Arroccato sopra un colle
Maestoso appari
Cinto da massicce mura antiche
Incorporate nella roccia
Celato in parte tra sempreverdi
E alberi in fiore
Ti riveli al mondo
Attraverso una stretta via
come un serpente ti avvolge
ti protegge dalle folle curiose
bramosi di calpestare
il tuo suolo senza tempo.
Esplorare cunicoli
assaporare il passato
rivivere epoche lontane
anch’io come loro ti voglio toccare
accarezzare quelle pietre
imprimere nella mente la storia
respirare l’aria di saggezza che ti circonda
vedere le bellezze più nascoste
far si che il mio sguardo sia sazio
così la mente e il cuore

Gianna Faraon

Basta

Basta con questa rabbia che mi uccide
per non essere abbastanza forte.
Basta con quei gridi che salgono al cielo
da corpi di donna violata.
Basta con il volto di una lei che piange
tra le mie mani e le lacrime al suolo
scendono come gocce di sangue.
Basta con la morte dell’anima
che corpo di donna rende un’automa,
di una bambina che non saprà scoprire
l’amore, che non accenderà i suoi sensi.
Basta con gli occhi truci di un bastardo
che non s’abbasseranno davanti
a quelli di colei che più luce non avranno
ma che per strada incontreranno.
Basta, mille volte basta, eternamente basta.
Basta con l’ipocrisia del perdono seme
di futura violenza.
Basta con il silenzio del dolore taciuto
per pudore, per colpa solo d’essere donna.
Vorrei su quella piazza centomila donne
che gridino basta e il loro grido
squassi i vetri e le orecchie di coloro
che in un palazzo non vedono ma si fanno
vedere.

Claudio Pompi

Ndr:  Claudio lavorava nel reparto di radiologia di un ospedale del centro di Roma, e per questo motivo si trovò spesso a contatto con realtà tristi e drammatiche come quelle che descrive in questa poesia.  Noi lo ringrazieremo sempre per la sua testimonianza, vera e preziosa, di uomo giusto e sensibile.

Pretesti

Quando l’agire si fa più pressante
e neppure l’attesa raffredda il rovente,
sovente l’errore diviene padrone
carpendo l’ambire, facendolo proprio.

il laccio si serra, il fine tramonta
dietro colline di scuse ed appigli,
dove, la falce, è la cura del grano,
dove, la mano, è una fonte di fati.

Fardelli ribelli si cedono al forse,
le ataviche morse divengono incerte,
le aperte ganasce, arretrano il ruolo
lasciando, sul suolo, bisacce afflosciate.

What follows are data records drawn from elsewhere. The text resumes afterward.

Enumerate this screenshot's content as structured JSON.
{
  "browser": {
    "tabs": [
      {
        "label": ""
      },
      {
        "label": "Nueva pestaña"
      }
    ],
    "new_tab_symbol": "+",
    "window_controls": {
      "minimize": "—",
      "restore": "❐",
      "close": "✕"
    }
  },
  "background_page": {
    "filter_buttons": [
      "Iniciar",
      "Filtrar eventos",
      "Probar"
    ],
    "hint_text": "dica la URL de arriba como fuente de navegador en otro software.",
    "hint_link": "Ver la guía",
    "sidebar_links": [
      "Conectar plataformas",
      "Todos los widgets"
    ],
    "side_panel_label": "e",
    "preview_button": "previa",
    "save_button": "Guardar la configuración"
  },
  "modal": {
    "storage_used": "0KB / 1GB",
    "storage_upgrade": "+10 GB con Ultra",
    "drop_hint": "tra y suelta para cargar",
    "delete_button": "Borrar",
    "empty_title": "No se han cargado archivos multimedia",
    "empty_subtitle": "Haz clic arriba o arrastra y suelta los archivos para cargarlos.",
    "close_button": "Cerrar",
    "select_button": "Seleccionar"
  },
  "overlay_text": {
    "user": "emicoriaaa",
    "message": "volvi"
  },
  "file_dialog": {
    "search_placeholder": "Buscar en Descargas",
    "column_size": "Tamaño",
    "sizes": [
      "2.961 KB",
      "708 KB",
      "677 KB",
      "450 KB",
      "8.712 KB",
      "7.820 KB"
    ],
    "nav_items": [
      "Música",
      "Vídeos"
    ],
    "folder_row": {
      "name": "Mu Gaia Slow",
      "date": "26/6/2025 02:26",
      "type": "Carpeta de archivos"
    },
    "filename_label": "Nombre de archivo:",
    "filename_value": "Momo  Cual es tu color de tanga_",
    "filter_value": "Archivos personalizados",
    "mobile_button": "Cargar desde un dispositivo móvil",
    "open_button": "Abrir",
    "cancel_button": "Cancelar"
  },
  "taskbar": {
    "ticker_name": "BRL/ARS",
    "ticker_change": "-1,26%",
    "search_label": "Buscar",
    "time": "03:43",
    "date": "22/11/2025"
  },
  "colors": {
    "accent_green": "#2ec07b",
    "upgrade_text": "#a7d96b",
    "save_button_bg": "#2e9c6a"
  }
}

Certo, son cento, mille i pretesti
che restano, resti, in eterno languire;
non serve giurare, al tempo tiranno;
le fosse, si fanno ogni giorno più ingorde.

Così, la tua meta, si scopre deviata,
si ferma, rifiata, contempla d’intorno;
poi scorge l’inverno che avanza spietato:
“Ormai mi ha raggiunto. E’ fiato sprecato.”

Come dighe di fumo, sul fiume vitale,
pretesti.

Flavio Zago

Buio lontano

malgiorno ogni giorno
oggi
nel dovunque estremo di striscia
pestato da battente
tagliavita

irreligioso affacciarsi
d’un puntino echeggiante
in bianco e rosso
lontano-lontano-lontano
mentre nel ventre della terra
antica sembianza ha fatto causa
a generosa purezza *impura*

il non avere colpa
la fuga
la colpa
nelle mani tese
ad un anello di preghiera
che si copre
di fronte alla povertà
dinanzi alle paure
al cospetto d’una voce
(di dio)
che lo creò
a sua immagine e somiglianza

buio nel lontano
dove l’eco della moralità
s’abbraccia alla mortalità
dei corpi

e la somiglianza prende forma
nella luce
di mille morti innocenti

malgiorno in ogni risveglio
d’una striscia
strisciante al suolo….

(e l’eco d’una mano
sotto lenzuola
papali)

Glò

IPOCRISIA

Tripoli

bel suol

d’amore

Tinti Baldini

Published in: on settembre 18, 2011 at 07:11  Comments (2)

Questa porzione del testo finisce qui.